William James (1842-1910) nasceu em Nova York e estudou medicina em Harvard, concluindo o curso em 1869. Logo adiante tornou-se professor naquela universidade, primeiro ensinando fisiologia e depois filosofia. Logrou dar a mais ampla projeção à filosofia norte-americana, sendo um dos fundadores da corrente denominada de pragmatismo, que corresponde à reafirmação da tradição empirista inglesa e, ao mesmo tempo, a apresentação do conceito de experiência com uma amplitude que não lhe havia sido atribuída pelos ingleses. A essa corrente de pensamento estão associados outros pensadores de grande nomeada, como George Santayana, Pierce, John Dewey e Sidney Hook, entre outros.
Inicialmente, James publicou Princípios de psicologia (1890, em 2 volumes), obra que se tornou compêndio de grande sucesso na matéria. Seguiu-se o livro As variedades da experiência religiosa (1902), que inicia a verdadeira revolução na abordagem do tema, completada mais tarde por A idéia do sagrado (1917), de Rudolf Otto (1869-1937) e pelos trabalhos subseqüentes de Mircea Eliade (1907-1986). Essa linhagem inverteu totalmente a forma de abordar a religião emergente no século XVIII e consolidada no seguinte.
Na extensa bibliografia que publicou, sobressaem também as obras dedicadas ao pragmatismo, entre estas: Pragmatismo, um novo nome para alguns antigos modos de pensar (1907); O significado da verdade (1909) eEnsaios sobre empirismo radical (1911).

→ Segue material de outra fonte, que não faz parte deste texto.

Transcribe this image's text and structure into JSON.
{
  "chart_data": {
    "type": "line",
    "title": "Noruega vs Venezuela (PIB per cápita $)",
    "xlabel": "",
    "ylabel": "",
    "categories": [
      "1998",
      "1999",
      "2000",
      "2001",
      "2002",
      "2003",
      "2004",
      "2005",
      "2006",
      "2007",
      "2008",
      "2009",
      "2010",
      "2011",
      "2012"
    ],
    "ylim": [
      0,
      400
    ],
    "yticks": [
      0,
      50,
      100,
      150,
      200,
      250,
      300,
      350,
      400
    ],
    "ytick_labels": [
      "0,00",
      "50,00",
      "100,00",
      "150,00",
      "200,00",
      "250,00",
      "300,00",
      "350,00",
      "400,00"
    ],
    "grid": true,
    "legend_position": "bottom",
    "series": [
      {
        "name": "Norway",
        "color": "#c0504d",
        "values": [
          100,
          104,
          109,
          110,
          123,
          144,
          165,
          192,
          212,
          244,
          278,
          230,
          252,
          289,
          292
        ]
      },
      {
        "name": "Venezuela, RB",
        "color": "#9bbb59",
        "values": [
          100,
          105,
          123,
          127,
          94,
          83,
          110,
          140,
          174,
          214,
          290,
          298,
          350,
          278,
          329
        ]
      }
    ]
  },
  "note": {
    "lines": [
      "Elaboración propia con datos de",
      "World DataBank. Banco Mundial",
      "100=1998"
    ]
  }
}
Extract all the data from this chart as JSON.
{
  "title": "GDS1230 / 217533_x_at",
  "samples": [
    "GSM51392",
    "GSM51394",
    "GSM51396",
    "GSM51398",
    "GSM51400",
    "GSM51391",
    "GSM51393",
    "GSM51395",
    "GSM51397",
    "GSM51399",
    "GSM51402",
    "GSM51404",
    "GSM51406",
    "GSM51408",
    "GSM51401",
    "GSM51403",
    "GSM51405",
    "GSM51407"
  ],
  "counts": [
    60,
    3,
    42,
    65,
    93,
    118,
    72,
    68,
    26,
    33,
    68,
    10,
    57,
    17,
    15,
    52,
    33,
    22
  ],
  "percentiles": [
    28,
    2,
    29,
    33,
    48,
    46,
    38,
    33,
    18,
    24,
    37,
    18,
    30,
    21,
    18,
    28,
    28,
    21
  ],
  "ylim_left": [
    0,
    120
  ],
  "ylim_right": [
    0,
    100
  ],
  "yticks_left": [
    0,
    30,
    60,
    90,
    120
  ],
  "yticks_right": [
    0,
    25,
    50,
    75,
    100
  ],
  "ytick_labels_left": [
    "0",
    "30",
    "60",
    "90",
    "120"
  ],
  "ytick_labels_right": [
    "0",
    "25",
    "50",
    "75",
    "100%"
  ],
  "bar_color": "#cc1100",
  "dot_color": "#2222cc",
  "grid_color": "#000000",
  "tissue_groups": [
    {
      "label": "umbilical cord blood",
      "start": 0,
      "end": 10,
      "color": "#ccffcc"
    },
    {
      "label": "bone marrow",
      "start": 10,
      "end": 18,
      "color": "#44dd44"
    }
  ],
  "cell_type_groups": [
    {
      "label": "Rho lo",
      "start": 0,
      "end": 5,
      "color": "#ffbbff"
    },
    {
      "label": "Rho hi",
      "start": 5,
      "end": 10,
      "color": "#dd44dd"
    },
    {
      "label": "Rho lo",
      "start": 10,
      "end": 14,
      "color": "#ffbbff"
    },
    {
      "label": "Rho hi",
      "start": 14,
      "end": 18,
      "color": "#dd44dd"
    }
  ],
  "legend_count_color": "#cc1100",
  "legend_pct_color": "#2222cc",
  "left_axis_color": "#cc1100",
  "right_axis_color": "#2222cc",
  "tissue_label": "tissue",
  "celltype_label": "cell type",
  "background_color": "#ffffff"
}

O próprio James considerava que o cerne do pragmatismo consistia no novo entendimento da verdade. Recusa a conceituação tradicional que a entende como concordância entre o pensamento e a realidade, bem como na identificação entre verdade e coerência racional. Para James, uma proposição é verdadeira quando funciona, isto é, revela-se eficaz em relação ao objeto a que se refere, permite orientar-nos na realidade e conduzir-nos de uma experiência a outra. Assim, a verdade não é algo rígido e estabelecido para sempre, modifica-se e desenvolve-se (“cresce”).
Em As variedades da experiência religiosa, James distingue juízo existencial de juízo espiritual, distinção relevante para avaliar seu significado. Assim, escreve: “O que se chama de crítica superior da Bíblia não passa de um estudo da Bíblia do ponto de vista existencial”. Perguntar o que tinham em mente, quando proferiram suas afirmações, corresponde a uma pergunta de caráter histórico e não pode, por si só, responder a esta outra: “que utilidade pode ter para nós como guia de vida e revelação”.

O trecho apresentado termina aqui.